¹Technically the Poisson point process which is a mathematical structure of random variables. It looks remarkable like queueing theory for arrival times, etc. From an engineering point of view it is mostly important for reliability.

²It is important to understand that small statistics can be biased, in particular standard deviations (and hence or "normal" error) can be smaller with a small sample compared to a larger sample. Student t would work to resolve that bias by weighing the points differently.

³Public domain image of speeds of noble gases at room temperature from Wikipedia.

⁴Using ANOVA with the R programming language (S programming language made new "again." This language was influenced by the one of the most unusual languages - APL) is described in the Libretexts' course: Learning Statistics with R - A tutorial for Psychology Students and other Beginners by Navarro.

⁵Skewness is a statistical measurement like mean that describes how your data or PDF is skewed in relationship to a normal (Gaussian) curve.
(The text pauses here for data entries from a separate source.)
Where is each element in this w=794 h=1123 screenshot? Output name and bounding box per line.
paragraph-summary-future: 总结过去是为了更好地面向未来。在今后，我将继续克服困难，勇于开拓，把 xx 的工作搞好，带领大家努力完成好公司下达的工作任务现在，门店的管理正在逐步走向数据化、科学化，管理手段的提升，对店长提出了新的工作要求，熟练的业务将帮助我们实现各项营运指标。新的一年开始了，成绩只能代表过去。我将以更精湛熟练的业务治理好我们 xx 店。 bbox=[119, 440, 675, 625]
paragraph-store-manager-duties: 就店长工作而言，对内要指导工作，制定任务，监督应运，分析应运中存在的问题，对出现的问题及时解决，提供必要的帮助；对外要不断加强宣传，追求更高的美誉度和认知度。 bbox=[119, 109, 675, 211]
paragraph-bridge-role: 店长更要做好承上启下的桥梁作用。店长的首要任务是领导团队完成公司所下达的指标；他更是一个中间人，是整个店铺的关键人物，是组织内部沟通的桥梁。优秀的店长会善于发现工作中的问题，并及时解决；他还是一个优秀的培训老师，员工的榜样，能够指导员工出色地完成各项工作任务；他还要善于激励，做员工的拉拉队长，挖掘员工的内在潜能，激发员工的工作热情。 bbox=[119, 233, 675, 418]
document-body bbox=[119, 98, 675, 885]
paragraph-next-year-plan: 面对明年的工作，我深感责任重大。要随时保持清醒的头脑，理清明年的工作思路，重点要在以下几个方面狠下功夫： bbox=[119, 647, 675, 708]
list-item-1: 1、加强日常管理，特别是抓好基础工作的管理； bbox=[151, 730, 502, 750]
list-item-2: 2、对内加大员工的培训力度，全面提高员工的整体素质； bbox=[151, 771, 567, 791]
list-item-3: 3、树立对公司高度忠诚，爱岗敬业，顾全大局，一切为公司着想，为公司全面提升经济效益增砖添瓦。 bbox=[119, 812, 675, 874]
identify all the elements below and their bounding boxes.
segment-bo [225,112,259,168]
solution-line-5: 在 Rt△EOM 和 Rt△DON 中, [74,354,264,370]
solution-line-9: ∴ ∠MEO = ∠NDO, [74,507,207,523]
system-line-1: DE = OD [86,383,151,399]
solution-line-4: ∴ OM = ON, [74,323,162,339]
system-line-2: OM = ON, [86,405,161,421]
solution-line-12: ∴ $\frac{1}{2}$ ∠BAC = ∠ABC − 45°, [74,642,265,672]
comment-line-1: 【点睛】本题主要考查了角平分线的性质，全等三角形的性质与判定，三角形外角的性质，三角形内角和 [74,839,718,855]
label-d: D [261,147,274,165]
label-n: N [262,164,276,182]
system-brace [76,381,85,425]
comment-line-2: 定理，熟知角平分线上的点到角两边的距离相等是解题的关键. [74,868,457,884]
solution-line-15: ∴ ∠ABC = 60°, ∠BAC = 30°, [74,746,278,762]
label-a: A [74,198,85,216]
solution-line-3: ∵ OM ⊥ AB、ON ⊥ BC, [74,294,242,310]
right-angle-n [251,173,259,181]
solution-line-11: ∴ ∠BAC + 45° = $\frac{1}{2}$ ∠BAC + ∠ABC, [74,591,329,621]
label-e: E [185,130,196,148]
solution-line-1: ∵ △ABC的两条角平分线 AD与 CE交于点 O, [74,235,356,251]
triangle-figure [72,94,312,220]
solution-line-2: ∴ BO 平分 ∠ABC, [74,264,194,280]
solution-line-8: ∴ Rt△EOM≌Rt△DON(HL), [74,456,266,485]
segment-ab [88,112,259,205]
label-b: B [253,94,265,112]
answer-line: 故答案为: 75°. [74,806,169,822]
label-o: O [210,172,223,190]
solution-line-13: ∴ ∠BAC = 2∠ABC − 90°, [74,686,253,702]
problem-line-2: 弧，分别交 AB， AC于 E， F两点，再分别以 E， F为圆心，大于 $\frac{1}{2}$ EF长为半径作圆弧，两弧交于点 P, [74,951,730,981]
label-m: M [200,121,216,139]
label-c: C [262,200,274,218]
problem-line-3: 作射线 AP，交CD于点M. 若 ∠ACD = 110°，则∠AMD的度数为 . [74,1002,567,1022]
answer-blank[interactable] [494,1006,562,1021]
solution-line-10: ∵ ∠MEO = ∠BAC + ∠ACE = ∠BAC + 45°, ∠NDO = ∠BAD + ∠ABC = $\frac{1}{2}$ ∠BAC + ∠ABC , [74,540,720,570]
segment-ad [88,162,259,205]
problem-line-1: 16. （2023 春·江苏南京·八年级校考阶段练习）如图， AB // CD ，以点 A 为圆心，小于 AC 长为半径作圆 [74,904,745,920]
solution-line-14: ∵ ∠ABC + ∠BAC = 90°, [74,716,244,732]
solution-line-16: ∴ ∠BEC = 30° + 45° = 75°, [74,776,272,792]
This is different from Kurtosis which describes the strength of your tail in your data or PDF compared to a normal (Gaussian) curve.

⁶This is a confidence contour using the R programming language (S programming language made new again) and the car package with the carData package that contains data (which we used here) that are licenses under GNU General Public License v2.0. R is a language that centers around statistical analysis, so it is worth taken a look at...it's free so go for it.